Gel filtration analysis of the archaeal GatDE:GluRS:tRNA^Gln complex. Gel filtrations over a sephacryl S300 16/60 column were carried out as described in the ‘Materials and Methods’ section with tRNA^Gln (20 µM) and protein(s) indicated (GatDE and/or ND-GluRS) (20 µM). (A) Gel filtration and native PAGE analysis of free tRNA^Gln. (B) Gel filtration and native PAGE analysis of a sample containing GatDE with tRNA^Gln.
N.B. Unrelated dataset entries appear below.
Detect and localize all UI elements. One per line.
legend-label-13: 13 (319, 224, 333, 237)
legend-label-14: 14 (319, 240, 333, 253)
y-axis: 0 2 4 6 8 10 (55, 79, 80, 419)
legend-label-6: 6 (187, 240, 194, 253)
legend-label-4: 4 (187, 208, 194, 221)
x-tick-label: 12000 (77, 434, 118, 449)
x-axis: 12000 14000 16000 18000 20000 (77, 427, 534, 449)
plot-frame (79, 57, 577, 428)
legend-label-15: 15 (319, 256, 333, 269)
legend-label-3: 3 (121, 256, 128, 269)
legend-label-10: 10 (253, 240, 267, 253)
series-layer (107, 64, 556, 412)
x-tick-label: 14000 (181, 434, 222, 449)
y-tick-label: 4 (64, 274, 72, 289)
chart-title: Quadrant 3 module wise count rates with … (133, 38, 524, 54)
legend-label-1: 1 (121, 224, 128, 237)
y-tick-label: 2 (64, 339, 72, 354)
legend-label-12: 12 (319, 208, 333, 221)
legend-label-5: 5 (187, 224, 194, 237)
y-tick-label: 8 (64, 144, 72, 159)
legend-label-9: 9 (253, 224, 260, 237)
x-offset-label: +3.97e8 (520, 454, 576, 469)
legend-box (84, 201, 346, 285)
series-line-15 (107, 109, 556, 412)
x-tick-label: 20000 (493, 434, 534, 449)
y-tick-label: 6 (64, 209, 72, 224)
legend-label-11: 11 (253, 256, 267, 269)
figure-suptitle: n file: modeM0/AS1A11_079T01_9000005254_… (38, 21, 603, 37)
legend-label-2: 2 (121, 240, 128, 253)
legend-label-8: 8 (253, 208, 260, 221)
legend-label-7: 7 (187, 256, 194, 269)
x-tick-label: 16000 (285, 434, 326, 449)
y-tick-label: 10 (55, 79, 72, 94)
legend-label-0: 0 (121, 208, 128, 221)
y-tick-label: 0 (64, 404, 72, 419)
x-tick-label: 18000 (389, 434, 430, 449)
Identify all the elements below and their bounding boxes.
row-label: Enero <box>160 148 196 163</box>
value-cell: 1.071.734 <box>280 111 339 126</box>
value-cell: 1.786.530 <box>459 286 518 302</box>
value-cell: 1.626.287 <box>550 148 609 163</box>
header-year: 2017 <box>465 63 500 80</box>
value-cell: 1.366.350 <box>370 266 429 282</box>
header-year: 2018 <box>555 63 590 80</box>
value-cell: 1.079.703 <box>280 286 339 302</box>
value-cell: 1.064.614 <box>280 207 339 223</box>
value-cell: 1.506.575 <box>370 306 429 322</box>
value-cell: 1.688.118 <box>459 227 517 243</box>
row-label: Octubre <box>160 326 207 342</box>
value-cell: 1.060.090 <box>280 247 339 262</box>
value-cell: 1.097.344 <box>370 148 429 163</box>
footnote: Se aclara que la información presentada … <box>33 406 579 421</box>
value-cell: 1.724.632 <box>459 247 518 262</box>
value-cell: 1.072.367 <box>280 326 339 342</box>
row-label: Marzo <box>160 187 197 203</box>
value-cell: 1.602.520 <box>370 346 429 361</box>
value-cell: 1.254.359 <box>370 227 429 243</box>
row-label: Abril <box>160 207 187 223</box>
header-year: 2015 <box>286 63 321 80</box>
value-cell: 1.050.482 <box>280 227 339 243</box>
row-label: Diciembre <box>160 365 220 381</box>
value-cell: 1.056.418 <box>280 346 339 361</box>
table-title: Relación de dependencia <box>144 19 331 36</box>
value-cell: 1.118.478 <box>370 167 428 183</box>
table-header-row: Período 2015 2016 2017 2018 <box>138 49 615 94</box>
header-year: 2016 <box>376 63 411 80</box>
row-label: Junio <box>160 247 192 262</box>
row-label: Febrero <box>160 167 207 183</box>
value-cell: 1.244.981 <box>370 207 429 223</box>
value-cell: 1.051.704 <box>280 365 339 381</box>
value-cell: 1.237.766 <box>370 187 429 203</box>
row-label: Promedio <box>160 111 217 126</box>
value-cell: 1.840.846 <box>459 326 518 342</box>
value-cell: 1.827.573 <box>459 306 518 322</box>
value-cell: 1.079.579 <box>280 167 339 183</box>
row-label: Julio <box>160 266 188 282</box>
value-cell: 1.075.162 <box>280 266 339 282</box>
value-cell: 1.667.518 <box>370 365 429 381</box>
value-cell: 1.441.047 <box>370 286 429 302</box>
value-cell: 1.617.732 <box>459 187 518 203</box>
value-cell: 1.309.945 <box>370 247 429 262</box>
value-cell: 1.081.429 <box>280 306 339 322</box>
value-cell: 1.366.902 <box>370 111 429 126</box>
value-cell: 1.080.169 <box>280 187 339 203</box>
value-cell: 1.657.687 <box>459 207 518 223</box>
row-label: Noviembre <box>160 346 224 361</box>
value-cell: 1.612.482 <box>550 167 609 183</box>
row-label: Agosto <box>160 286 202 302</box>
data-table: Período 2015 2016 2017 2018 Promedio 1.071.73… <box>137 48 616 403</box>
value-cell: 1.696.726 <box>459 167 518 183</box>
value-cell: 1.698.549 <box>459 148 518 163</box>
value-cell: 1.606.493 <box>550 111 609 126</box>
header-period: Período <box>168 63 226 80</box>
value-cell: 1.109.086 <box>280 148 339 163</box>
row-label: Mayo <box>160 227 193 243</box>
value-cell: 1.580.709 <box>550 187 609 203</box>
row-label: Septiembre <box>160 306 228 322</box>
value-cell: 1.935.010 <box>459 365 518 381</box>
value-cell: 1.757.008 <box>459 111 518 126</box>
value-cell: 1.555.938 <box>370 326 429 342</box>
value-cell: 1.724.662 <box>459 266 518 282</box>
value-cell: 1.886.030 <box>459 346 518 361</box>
The arrow indicates how long approximately GatDE is retained on the column (Figure 2A). (C) Gel filtration and native PAGE analysis of a sample containing GluRS and tRNA^Gln. (D) Gel filtration and native PAGE analysis of a sample containing GluRS, GatDE and tRNA^Gln.

Figure 5.

Gel filtration analysis after aminoacylation and transamidation. Gel filtrations over a sephacryl S300 16/60 column were carried out as described in the ‘Materials and Methods’ section with tRNA^Gln, GatDE and ND-GluRS, (20 µM each) and either (A) ATP (4 mM) and l-Glu (3.5 mM), or (B) ATP (4 mM), l-Glu (3.5 mM) and Asn (4 mM) added to the incubation mixture.

Figure 6.

Cycle of RNA-dependent biosynthesis of Gln in Archaea. (1) GatDE (orange) associates with ND-GluRS (lime). (2) ND-GluRS:GatDE binary complex binds tRNA^Gln (silver-blue) to form the ternary complex. (3) In the transamidosome (ND-GluRS:GatDE:tRNA^Gln), ND-GluRS glutamylates tRNA^Gln. (4) ND-GluRS dissociates from the complex allowing the 3′ CCA-end of the tRNA to flip into the GatDE kinase active site. (5) GatDE transamidates the tRNA-bound Glu to Gln. (6) Gln-tRNA^Gln is released from GatDE. For clarity only one GatDE monomer is shown.